One of New Zealand jumps racing's traditional days will be held under a cloud of sorrow at Hastings today after the death of respected horseman Toby Autridge.
The 60-year-old died in hospital yesterday just two days after having a stroke, having endured pain and intensive medication since breaking his neck in a race fall in 1999.
That never stopped him training after a wonderful riding career highlighted by the incredible story of riding Dandeleith to second in the 1978 Melbourne Cup when he was just 16 years old.
"I reckon he had only ridden about 15 winners at that stage, but the horse's owner wanted him on, so over he went," remembers brother and fellow outstanding horseman Stephen.
"He was always a good jockey and rode over 800 winners in five or six different countries.
"He was a leading rider in Asia, yet won the Great Northern double at Ellerslie before going back to flat riding and winning the Sires' Produce."
That Great Northern double at Ellerslie came in 1989 when he rode Noble Heritage to win the Hurdles on the Saturday and Tumblin' Down the iconic Steeplechase on Queen's Birthday Monday.

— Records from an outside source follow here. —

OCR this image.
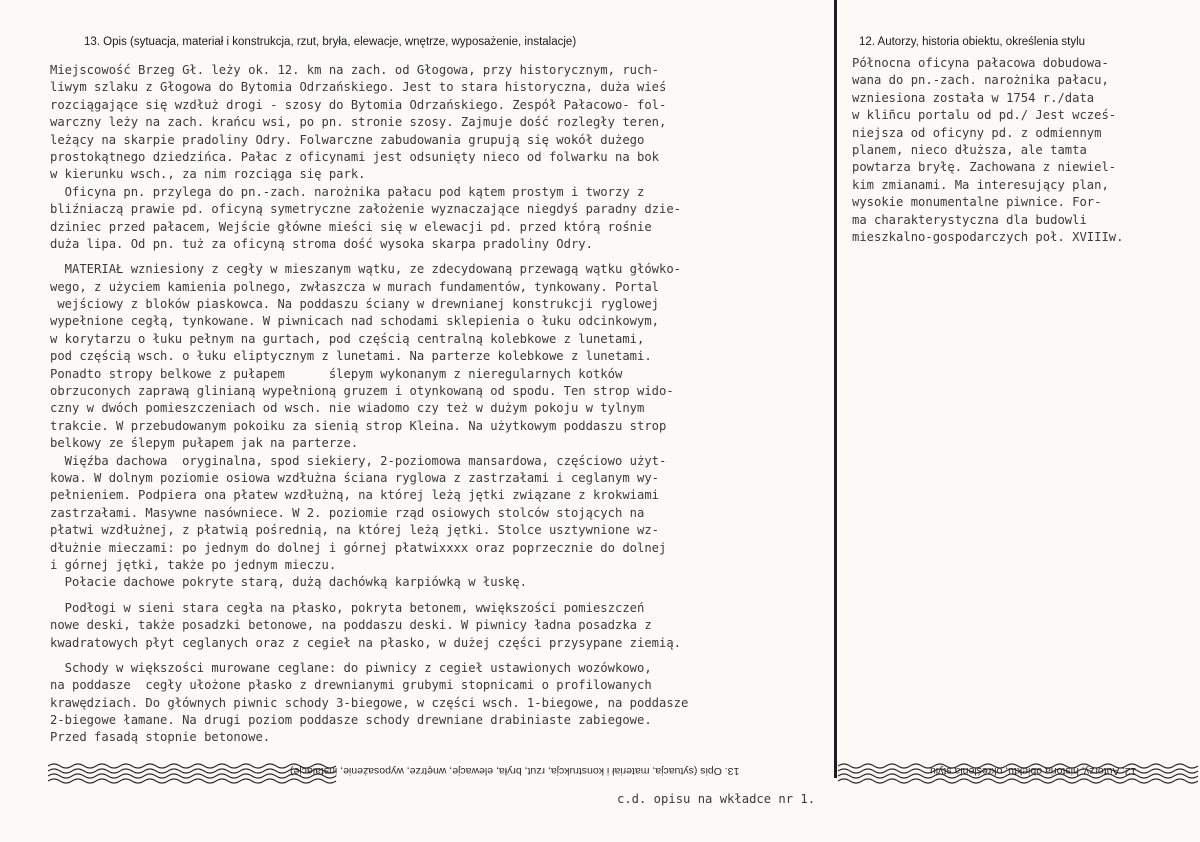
13. Opis (sytuacja, materiał i konstrukcja, rzut, bryła, elewacje, wnętrze, wyposażenie, instalacje)	12. Autorzy, historia obiektu, określenia stylu
Miejscowość Brzeg Gł. leży ok. 12. km na zach. od Głogowa, przy historycznym, ruch-
liwym szlaku z Głogowa do Bytomia Odrzańskiego. Jest to stara historyczna, duża wieś
rozciągające się wzdłuż drogi - szosy do Bytomia Odrzańskiego. Zespół Pałacowo- fol-
warczny leży na zach. krańcu wsi, po pn. stronie szosy. Zajmuje dość rozległy teren,
leżący na skarpie pradoliny Odry. Folwarczne zabudowania grupują się wokół dużego
prostokątnego dziedzińca. Pałac z oficynami jest odsunięty nieco od folwarku na bok
w kierunku wsch., za nim rozciąga się park.
Oficyna pn. przylega do pn.-zach. narożnika pałacu pod kątem prostym i tworzy z
bliźniaczą prawie pd. oficyną symetryczne założenie wyznaczające niegdyś paradny dzie-
dziniec przed pałacem, Wejście główne mieści się w elewacji pd. przed którą rośnie
duża lipa. Od pn. tuż za oficyną stroma dość wysoka skarpa pradoliny Odry.
MATERIAŁ wzniesiony z cegły w mieszanym wątku, ze zdecydowaną przewagą wątku główko-
wego, z użyciem kamienia polnego, zwłaszcza w murach fundamentów, tynkowany. Portal
wejściowy z bloków piaskowca. Na poddaszu ściany w drewnianej konstrukcji ryglowej
wypełnione cegłą, tynkowane. W piwnicach nad schodami sklepienia o łuku odcinkowym,
w korytarzu o łuku pełnym na gurtach, pod częścią centralną kolebkowe z lunetami,
pod częścią wsch. o łuku eliptycznym z lunetami. Na parterze kolebkowe z lunetami.
Ponadto stropy belkowe z pułapem      ślepym wykonanym z nieregularnych kotków
obrzuconych zaprawą glinianą wypełnioną gruzem i otynkowaną od spodu. Ten strop wido-
czny w dwóch pomieszczeniach od wsch. nie wiadomo czy też w dużym pokoju w tylnym
trakcie. W przebudowanym pokoiku za sienią strop Kleina. Na użytkowym poddaszu strop
belkowy ze ślepym pułapem jak na parterze.
Więźba dachowa  oryginalna, spod siekiery, 2-poziomowa mansardowa, częściowo użyt-
kowa. W dolnym poziomie osiowa wzdłużna ściana ryglowa z zastrzałami i ceglanym wy-
pełnieniem. Podpiera ona płatew wzdłużną, na której leżą jętki związane z krokwiami
zastrzałami. Masywne nasówniece. W 2. poziomie rząd osiowych stolców stojących na
płatwi wzdłużnej, z płatwią pośrednią, na której leżą jętki. Stolce usztywnione wz-
dłużnie mieczami: po jednym do dolnej i górnej płatwixxxx oraz poprzecznie do dolnej
i górnej jętki, także po jednym mieczu.
Połacie dachowe pokryte starą, dużą dachówką karpiówką w łuskę.
Podłogi w sieni stara cegła na płasko, pokryta betonem, wwiększości pomieszczeń
nowe deski, także posadzki betonowe, na poddaszu deski. W piwnicy ładna posadzka z
kwadratowych płyt ceglanych oraz z cegieł na płasko, w dużej części przysypane ziemią.
Schody w większości murowane ceglane: do piwnicy z cegieł ustawionych wozówkowo,
na poddasze  cegły ułożone płasko z drewnianymi grubymi stopnicami o profilowanych
krawędziach. Do głównych piwnic schody 3-biegowe, w części wsch. 1-biegowe, na poddasze
2-biegowe łamane. Na drugi poziom poddasze schody drewniane drabiniaste zabiegowe.
Przed fasadą stopnie betonowe.
Północna oficyna pałacowa dobudowa-
wana do pn.-zach. narożnika pałacu,
wzniesiona została w 1754 r./data
w kliñcu portalu od pd./ Jest wcześ-
niejsza od oficyny pd. z odmiennym
planem, nieco dłuższa, ale tamta
powtarza bryłę. Zachowana z niewiel-
kim zmianami. Ma interesujący plan,
wysokie monumentalne piwnice. For-
ma charakterystyczna dla budowli
mieszkalno-gospodarczych poł. XVIIIw.
13. Opis (sytuacja, materiał i konstrukcja, rzut, bryła, elewacje, wnętrze, wyposażenie, instalacje)	12. Autorzy, historia obiektu, określenia stylu
c.d. opisu na wkładce nr 1.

While his brutal race fall at Ruakaka in 1999 curtailed his riding career, he trained at the highest level, including winning the Turnbull Stakes at Flemington with Al Dwain while training with father Bob.
His more recent training highlights have been with jumpers including Tommyra winning the Hawke's Bay Hurdles last year, and he will return to Hastings today to race in Autridge's name in the KS Browne Hurdle, named after another of the New Zealand jumps racing greats who is no longer with us.
"Tony wanted the horses to go down there and race, so they will," says Stephen. "He also told us if he died, we couldn't have his funeral this Thursday because he has a horse going to Hawera," adds Stephen, his chuckle fading to a sigh.
Today's Hastings meeting will be the highlight of the jumping season so far, with five jumps races bringing some of our jumping elite like The Cossack back, while outstanding rider Aaron Kuru is back from Australia against fellow stars Shaun Fannin and Shaun Phelan.
But there is certain to be one champion of the game on everybody's mind at Hastings today.
Toby Autridge is survived by his wife Debbie and two adult children, who were able to come home from Australia to be with their father on the weekend.